Based on these results, individuals or schools of fish located in the lower layer showed lower TS values than those in the upper layer. In this case, a more accurate and improved estimation of fish biomass should be performed by applying an appropriate fish attenuation coefficient value, according to the thickness of the fish school when measuring TS or Sv. There are some limitations associated with these experimental results. The fish were artificially placed in the steel frame in a horizontal form, and the attenuation effects may differ depending on individual and multiple fishes. In addition, we tried to match the position of the transmitter, fish, receiver, and the angle of the fish as precisely as possible for each experiment, although some errors may occur due to the alignment of the fish between the transmitter and receiver. Therefore, although some differences occurred in the attenuation coefficient values in the experimental results during the sixteen experiments, the least square linear regression, including the variability, was calculated.

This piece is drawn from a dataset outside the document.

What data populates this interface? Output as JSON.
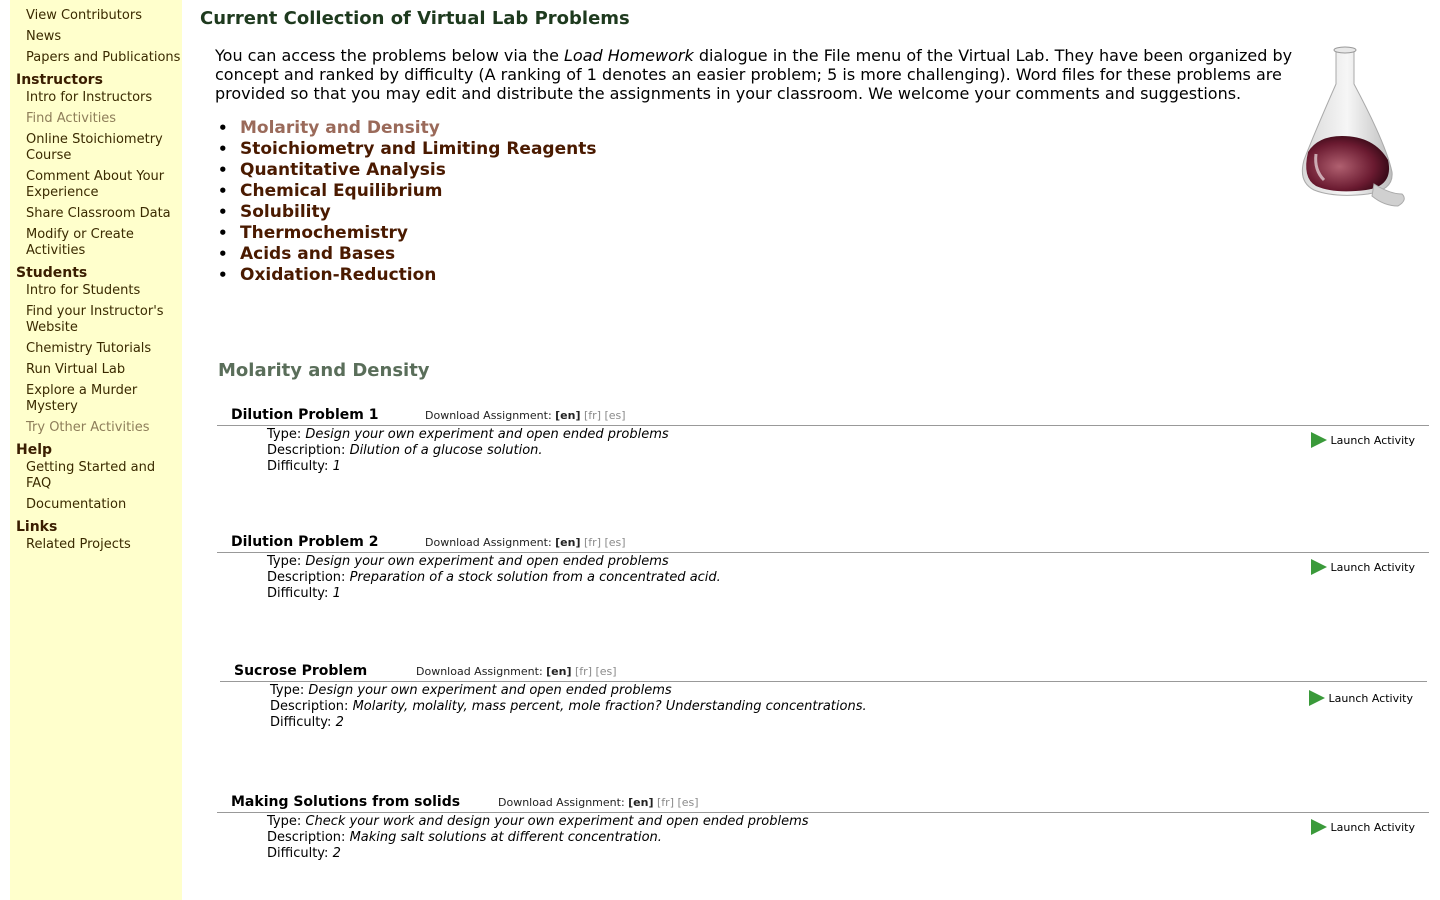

In this study, an experiment was conducted on the acoustic attenuation characteristics of fish to improve the accuracy of fishery resource evaluations using bioacoustics. The results were shown to understand the acoustic attenuation characteristics of fish. However, unfortunately, the experiment was conducted under specific conditions with an indoor freshwater tank. Based on these results, follow-up studies are needed to apply them to future fishery resource evaluations. As a future study, it is necessary to research and quantify fish attenuation characteristics using massive fish populations in actual seawater and native living conditions.

5. Conclusions

This study proposes the sound attenuation of individual and multiple fishes based on ex situ measurements. The attenuation coefficient (α) was measured using individual and multiple fishes in experiments on ten cases. In this controlled fish-attenuation study, the attenuation characteristics could be confirmed for various fish heights by arranging individual and multiple fishes. In the present study, the normalized α was 0.54 dB/cm ± 0.06 at 200 kHz. The results provide an understanding of the sound attenuation effect for accurately estimating the biomass of fish. It will also serve as a basis for improving the accuracy of target detection, classification, and localization in naval sonar operations worldwide [21,31,32].